Comme chaque année, le Forum Économique Mondial (WEF) de Davos réunira dirigeants politiques, chefs d’entreprise et investisseurs du monde entier, du lundi 19 au vendredi 23 janvier, dans la station suisse. Plus de 1 700 dirigeants sont attendus, dont environ 850 PDG de grandes entreprises et de startups, ainsi qu’une soixantaine de chefs d’État et de gouvernement.

Pour cette 56ᵉ édition, plusieurs figures internationales doivent faire le déplacement, parmi lesquelles le président américain Donald Trump, le président ukrainien Volodymyr Zelensky, le patron de Microsoft Satya Nadella ou encore Jensen Huang, CEO de Nvidia. Dans un contexte marqué par les tensions géopolitiques et le ralentissement de la croissance mondiale, les discussions s’articuleront autour du thème de « l’esprit de dialogue ».

Une délégation française invitée par l’Élysée

Le président Emmanuel Macron a confirmé sa présence. Selon l’Élysée, il entendra y présenter sa lecture des grands enjeux économiques et géopolitiques actuels, et mettre en avant l’attractivité du territoire français. Comme lors de ses précédentes participations, notamment en 2018 et 2024, le chef de l’État sera accompagné d’une délégation de startups et de PME.

Ces entreprises sont directement invitées par la présidence de la République, ce qui leur permet d’accéder au Forum sans s’acquitter du ticket d’entrée habituellement requis pour les entreprises. Celui-ci comprend une adhésion au World Economic Forum (WEF) et des frais de participation, pour un montant généralement estimé à plusieurs dizaines de milliers d’euros.

La délégation French Tech à Davos

Cette année, la délégation française rassemble des startups issues de secteurs jugés stratégiques par les pouvoirs publics, à commencer par le quantique avec Quandela et Quobly, l’intelligence artificielle avec H Company, spécialisée dans l’IA agentique, ou Bioptimus, positionnée sur les applications de l’IA à la biologie, ainsi que la cybersécurité avec Riot Security et Sekoia.io.

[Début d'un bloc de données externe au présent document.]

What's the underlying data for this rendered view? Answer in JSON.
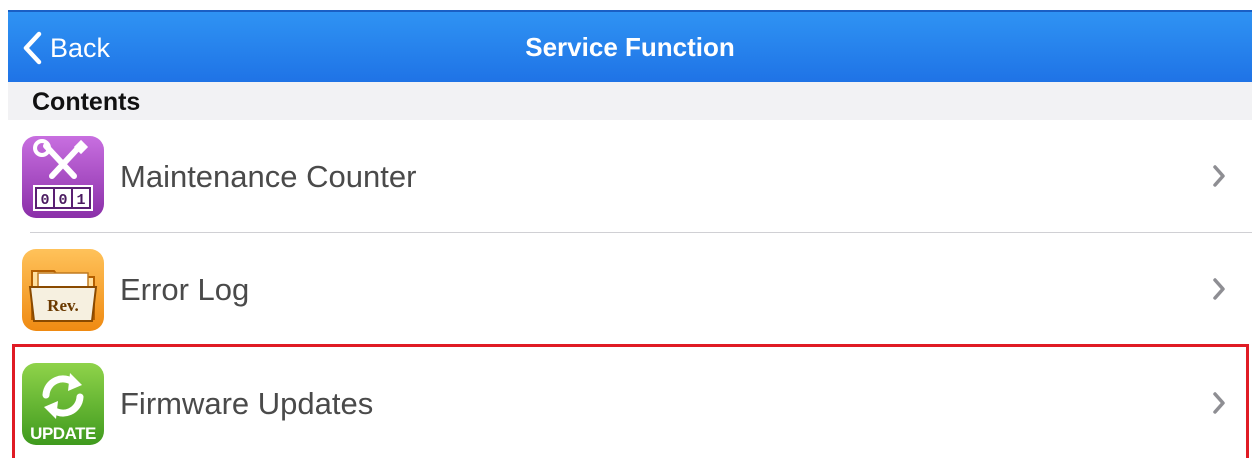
{
  "navbar": {
    "back_label": "Back",
    "title": "Service Function",
    "background_color": "#2a86ee"
  },
  "section": {
    "title": "Contents"
  },
  "items": [
    {
      "label": "Maintenance Counter",
      "icon": "maintenance-counter-icon",
      "icon_text": "001"
    },
    {
      "label": "Error Log",
      "icon": "error-log-folder-icon",
      "icon_text": "Rev."
    },
    {
      "label": "Firmware Updates",
      "icon": "firmware-update-icon",
      "icon_text": "UPDATE",
      "highlighted": true
    }
  ],
  "highlight_color": "#e01b24"
}
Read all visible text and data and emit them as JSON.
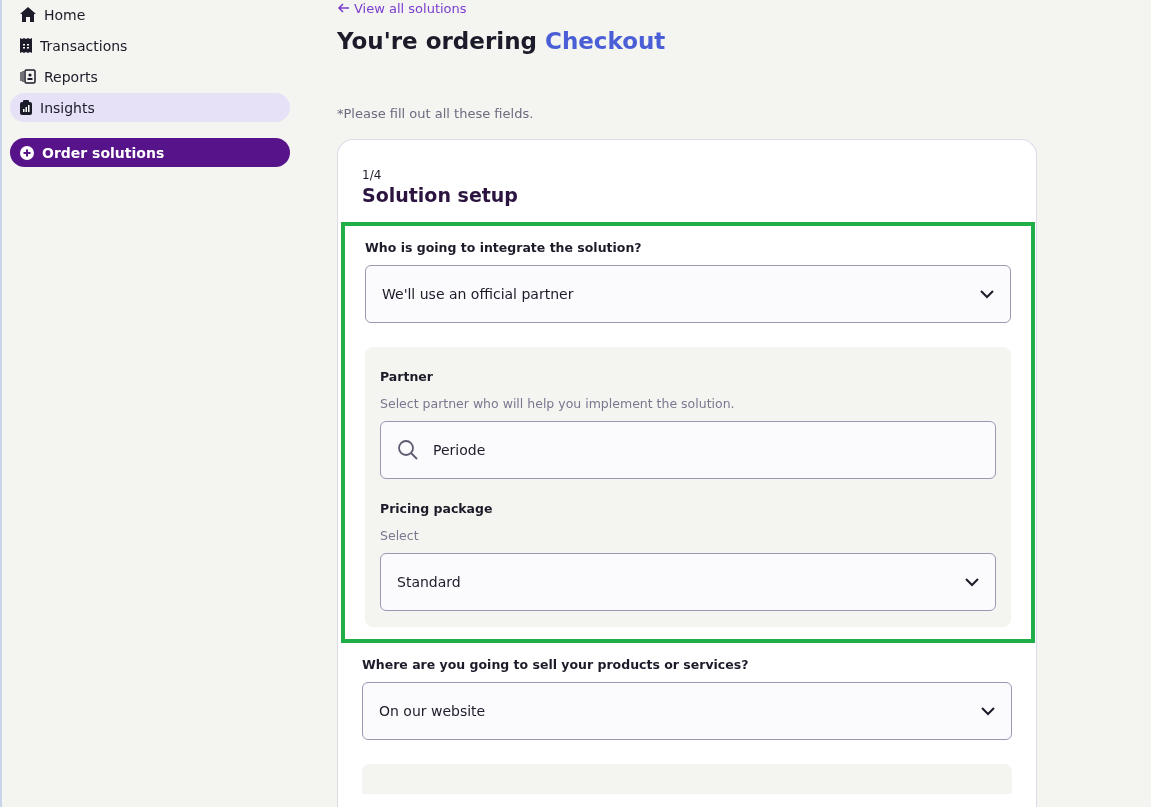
{
  "sidebar": {
    "items": [
      {
        "label": "Home",
        "selected": false
      },
      {
        "label": "Transactions",
        "selected": false
      },
      {
        "label": "Reports",
        "selected": false
      },
      {
        "label": "Insights",
        "selected": true
      }
    ],
    "action_button": {
      "label": "Order solutions"
    }
  },
  "back_link": "View all solutions",
  "title": {
    "text": "You're ordering",
    "product": "Checkout"
  },
  "note": "*Please fill out all these fields.",
  "card": {
    "step": "1/4",
    "heading": "Solution setup",
    "highlighted": true,
    "integrator": {
      "label": "Who is going to integrate the solution?",
      "value": "We'll use an official partner"
    },
    "partner_panel": {
      "partner_label": "Partner",
      "partner_hint": "Select partner who will help you implement the solution.",
      "partner_value": "Periode",
      "package_label": "Pricing package",
      "package_hint": "Select",
      "package_value": "Standard"
    },
    "sales_channel": {
      "label": "Where are you going to sell your products or services?",
      "value": "On our website"
    }
  }
}
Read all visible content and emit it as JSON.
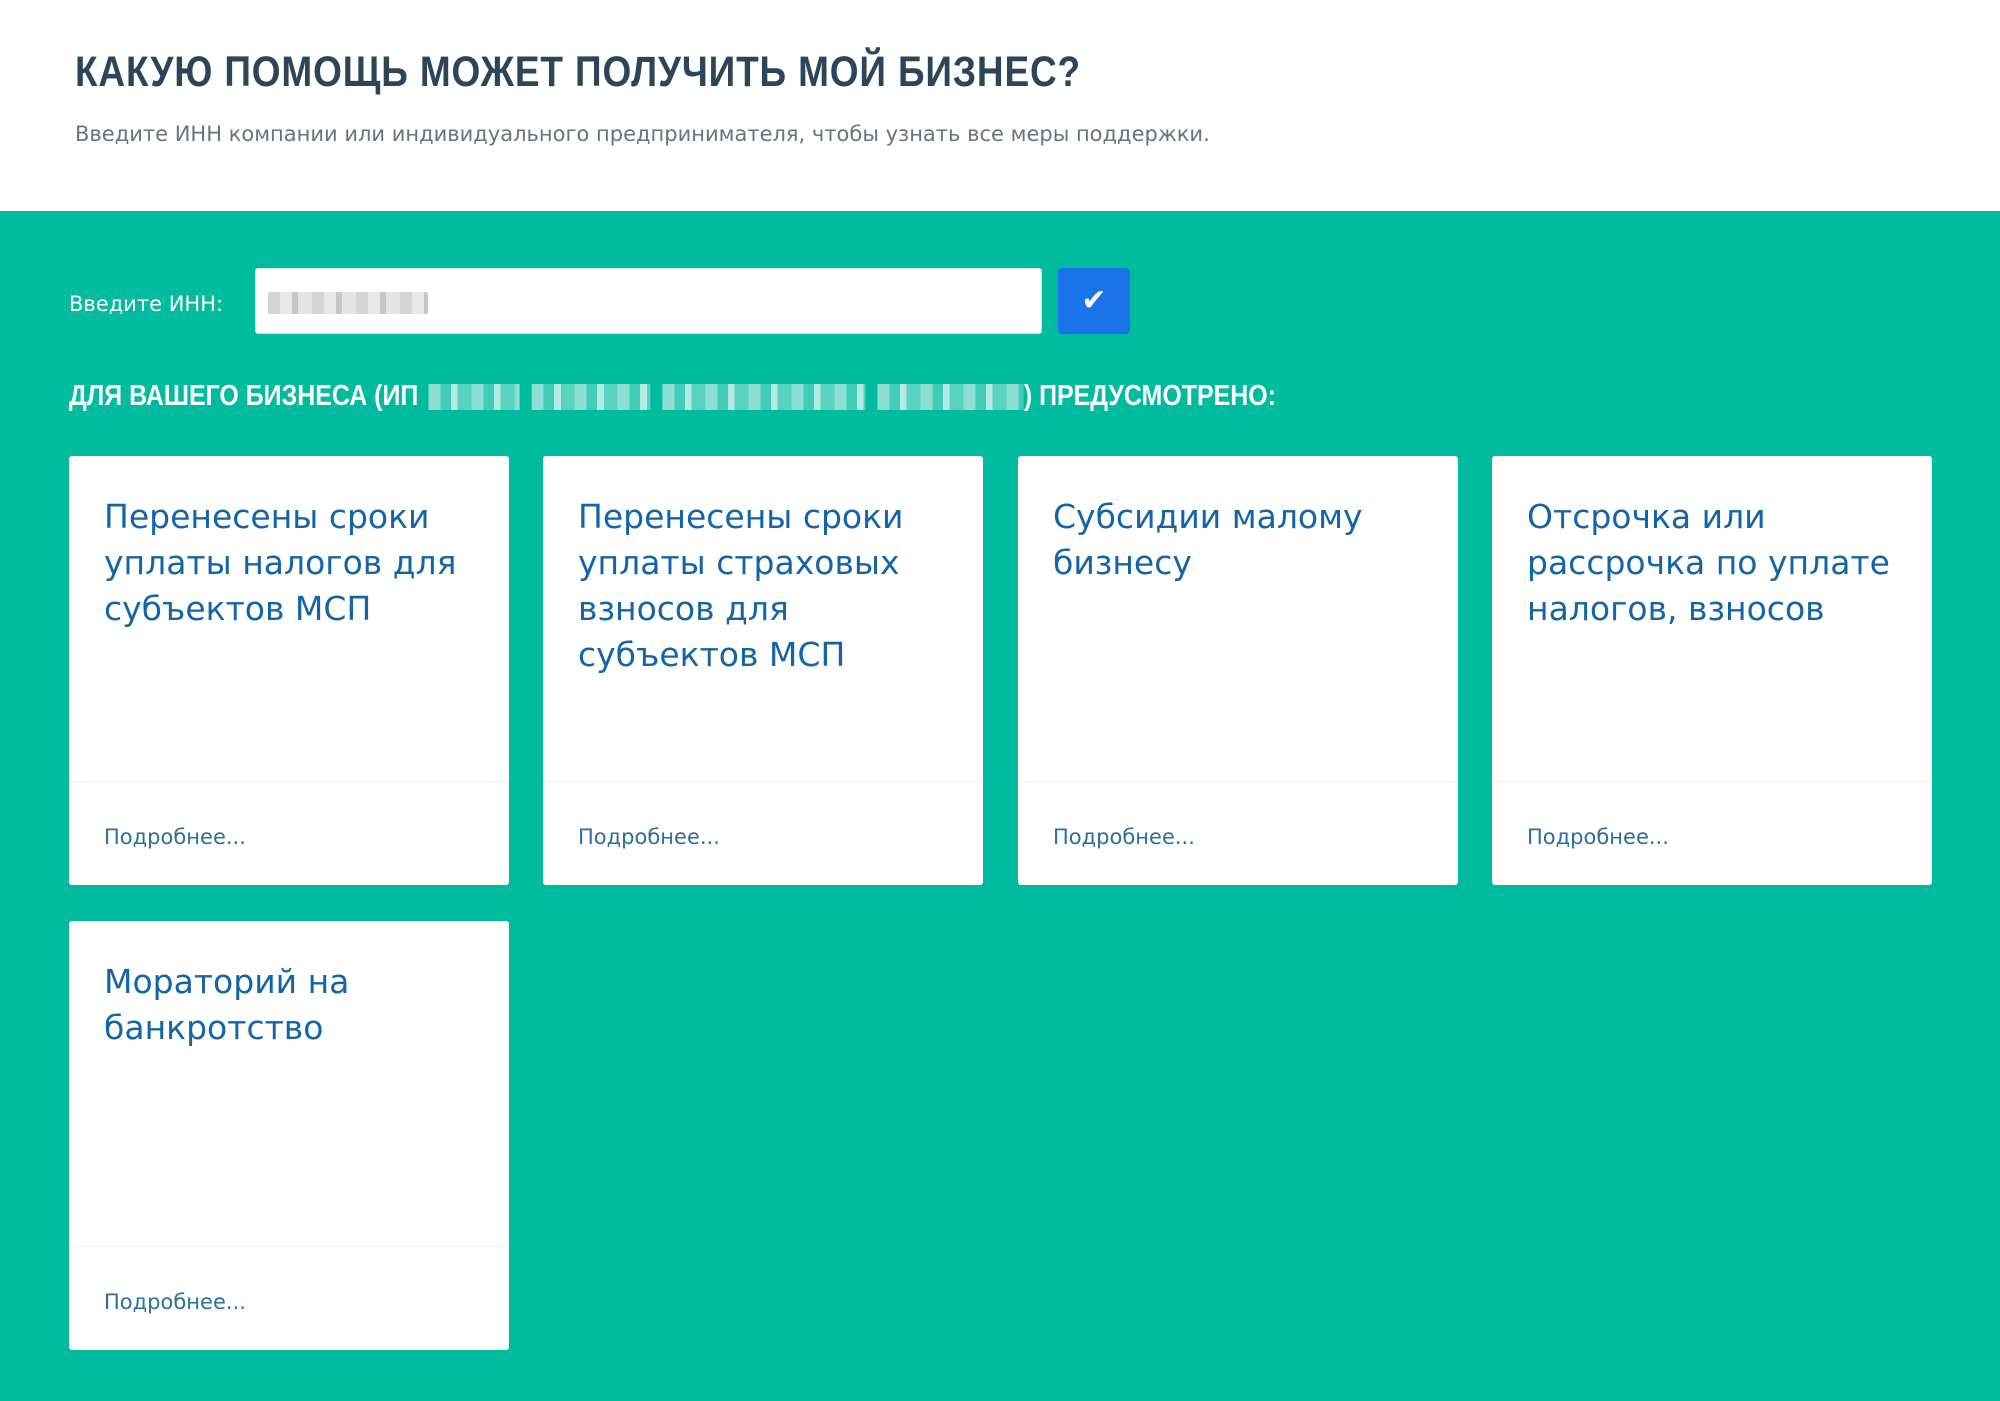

Elle inclut également des acteurs de l’industrie et des infrastructures, comme Exotrail et Aldoria dans le spatial, Verkor dans les batteries électriques, Exotec dans la robotique ou Dioxycle dans la deeptech industrielle. Des scale-ups plus orientées logiciels et services complètent la liste, à l’image de Pigment, spécialiste de la planification financière, Qonto dans les services bancaires ou Konboi, qui développe des solutions d’intelligence artificielle pour le transport routier.

D’autres structures innovantes complètent la délégation française, comme Safran.AI, filiale récente du groupe Safran spécialisée dans l’intelligence artificielle pour l’aéronautique et la défense, Sweetch Energy, positionnée sur l’énergie osmotique, ou Pelico, plateforme d’orchestration manufacturière destinée à renforcer l’agilité et la résilience des usines. L’opérateur de satellites Eutelsat sera également présent.

Leurs dirigeants et cofondateurs feront le déplacement, parmi lesquels Éléonore Crespo pour Pigment, Alexandre Prot pour Qonto, Benoît Lemaignan pour Verkor, Gauthier Cloix pour H Company, Maud Vinet pour Quobly ou encore Romain Moulin pour Exotec.

Un terrain d’influence plus que de business

À Davos, ces startups auront l’occasion d’échanger avec des interlocuteurs rarement accessibles dans d’autres contextes, de nouer des alliances industrielles ou institutionnelles, et de se positionner sur de futurs partenariats ou appels d’offres. Plus que des annonces immédiates, le Forum constitue aussi un espace d’observation privilégié pour capter des signaux faibles économiques, politiques et technologiques qui façonneront les prochaines années.